Once the group is created complete the following steps:

  1. On your ThoughtSpot application instance, go to Develop > Customizations > Security settings.

  2. Click the Edit button > Block non-embed full app access.

  3. Enable the Block non-embed full app access to true. It is false by default.

    Block non-embed full app access

  4. Click Advanced Settings.

    Block non-embed full app access

  5. Select the groups you want to allow access to ThoughtSpot pages through both the ThoughtSpot Cluster URL and the embedded context of your host app.

  6. Click Save.

  7. Click Save Changes.

Note

Currently, there is no support for selective user access through the APIs.

Selective user access for Org-enabled clusters🔗

If you have Orgs enabled on your ThoughtSpot instance, ensure you are signed in to the intended Org. Also, an administrator or developer must create groups of ThoughtSpot embedded users requiring access to the non-embedded content. Once these prerequisites are verified, you can proceed with granting the access to the user group.

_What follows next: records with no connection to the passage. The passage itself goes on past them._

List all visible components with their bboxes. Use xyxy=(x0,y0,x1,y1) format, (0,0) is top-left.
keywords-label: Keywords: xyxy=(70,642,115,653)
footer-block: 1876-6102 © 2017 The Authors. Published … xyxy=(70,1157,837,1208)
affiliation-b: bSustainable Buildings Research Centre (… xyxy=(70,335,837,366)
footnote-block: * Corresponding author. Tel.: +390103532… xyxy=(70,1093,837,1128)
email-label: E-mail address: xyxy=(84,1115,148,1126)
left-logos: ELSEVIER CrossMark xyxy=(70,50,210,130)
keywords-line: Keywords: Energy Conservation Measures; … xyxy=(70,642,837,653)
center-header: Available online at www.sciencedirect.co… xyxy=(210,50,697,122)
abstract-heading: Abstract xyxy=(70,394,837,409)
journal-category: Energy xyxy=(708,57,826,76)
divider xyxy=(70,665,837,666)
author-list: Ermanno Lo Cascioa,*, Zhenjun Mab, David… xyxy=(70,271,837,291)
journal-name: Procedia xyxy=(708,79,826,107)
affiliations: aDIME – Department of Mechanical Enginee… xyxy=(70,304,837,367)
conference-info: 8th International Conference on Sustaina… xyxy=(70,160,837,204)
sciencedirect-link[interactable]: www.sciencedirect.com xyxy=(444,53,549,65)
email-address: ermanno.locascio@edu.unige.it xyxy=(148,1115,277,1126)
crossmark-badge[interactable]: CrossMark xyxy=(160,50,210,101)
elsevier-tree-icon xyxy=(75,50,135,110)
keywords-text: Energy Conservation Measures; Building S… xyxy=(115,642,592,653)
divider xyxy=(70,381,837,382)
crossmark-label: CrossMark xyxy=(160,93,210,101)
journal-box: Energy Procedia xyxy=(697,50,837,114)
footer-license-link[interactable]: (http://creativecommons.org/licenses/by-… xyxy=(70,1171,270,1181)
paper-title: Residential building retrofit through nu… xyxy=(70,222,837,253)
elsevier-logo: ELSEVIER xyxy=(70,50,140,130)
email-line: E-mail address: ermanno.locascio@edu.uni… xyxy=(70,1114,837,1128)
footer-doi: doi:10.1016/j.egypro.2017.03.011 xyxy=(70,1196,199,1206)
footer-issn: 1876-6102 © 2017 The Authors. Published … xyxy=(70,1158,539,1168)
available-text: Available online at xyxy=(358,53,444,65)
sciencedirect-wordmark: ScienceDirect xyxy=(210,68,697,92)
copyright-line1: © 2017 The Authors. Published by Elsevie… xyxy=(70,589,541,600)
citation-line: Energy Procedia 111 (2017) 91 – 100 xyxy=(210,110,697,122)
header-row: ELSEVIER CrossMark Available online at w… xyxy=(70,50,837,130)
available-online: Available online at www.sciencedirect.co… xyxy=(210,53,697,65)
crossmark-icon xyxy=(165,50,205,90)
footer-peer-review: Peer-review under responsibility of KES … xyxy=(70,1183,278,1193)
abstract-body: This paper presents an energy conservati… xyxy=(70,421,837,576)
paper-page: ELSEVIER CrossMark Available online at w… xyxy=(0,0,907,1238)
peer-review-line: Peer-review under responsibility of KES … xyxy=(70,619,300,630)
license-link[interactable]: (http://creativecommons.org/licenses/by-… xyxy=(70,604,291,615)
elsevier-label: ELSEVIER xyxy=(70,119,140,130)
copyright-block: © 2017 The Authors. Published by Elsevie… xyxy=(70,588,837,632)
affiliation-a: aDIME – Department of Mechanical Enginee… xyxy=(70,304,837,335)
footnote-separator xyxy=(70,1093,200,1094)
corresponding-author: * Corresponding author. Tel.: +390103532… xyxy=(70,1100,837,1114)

While Block non-embed full app access can be turned on for All Orgs, Advanced Settings cannot be enabled at the All Orgs level. It is only visible inside the respective Orgs. If Block non-embed full app access is turned on in All Orgs, it will be applied to all the current Orgs as well as to the newly created Orgs. However, if this behavior is toggled for a specific Org, the Org-specific behavior supersedes the Block non-embed full app access setting in All Orgs.

Control access to non-embedded content (pre-10.6.0.cl)🔗

For ThoughtSpot releases 10.5.0.cl or earlier, if you have embedded ThoughtSpot using Visual Embed SDK v1.22.0 or later, the blockNonEmbedFullAppAccess property in the SDK is set to true by default. Due to this, your application users cannot access or navigate to the ThoughtSpot application experience outside the context of your app.

You can turn on the selective user access feature by going to Admin > Early access features > Selective User Access and editing the status to Enabled. The selective user access granted through the Security Settings overrides the blockNonEmbedFullAppAccess SDK settings.

It is highly recommended that you switch to selective user access for better security and uninterrupted operations. Support for the SDK blockNonEmbedFullAppAccess will end soon.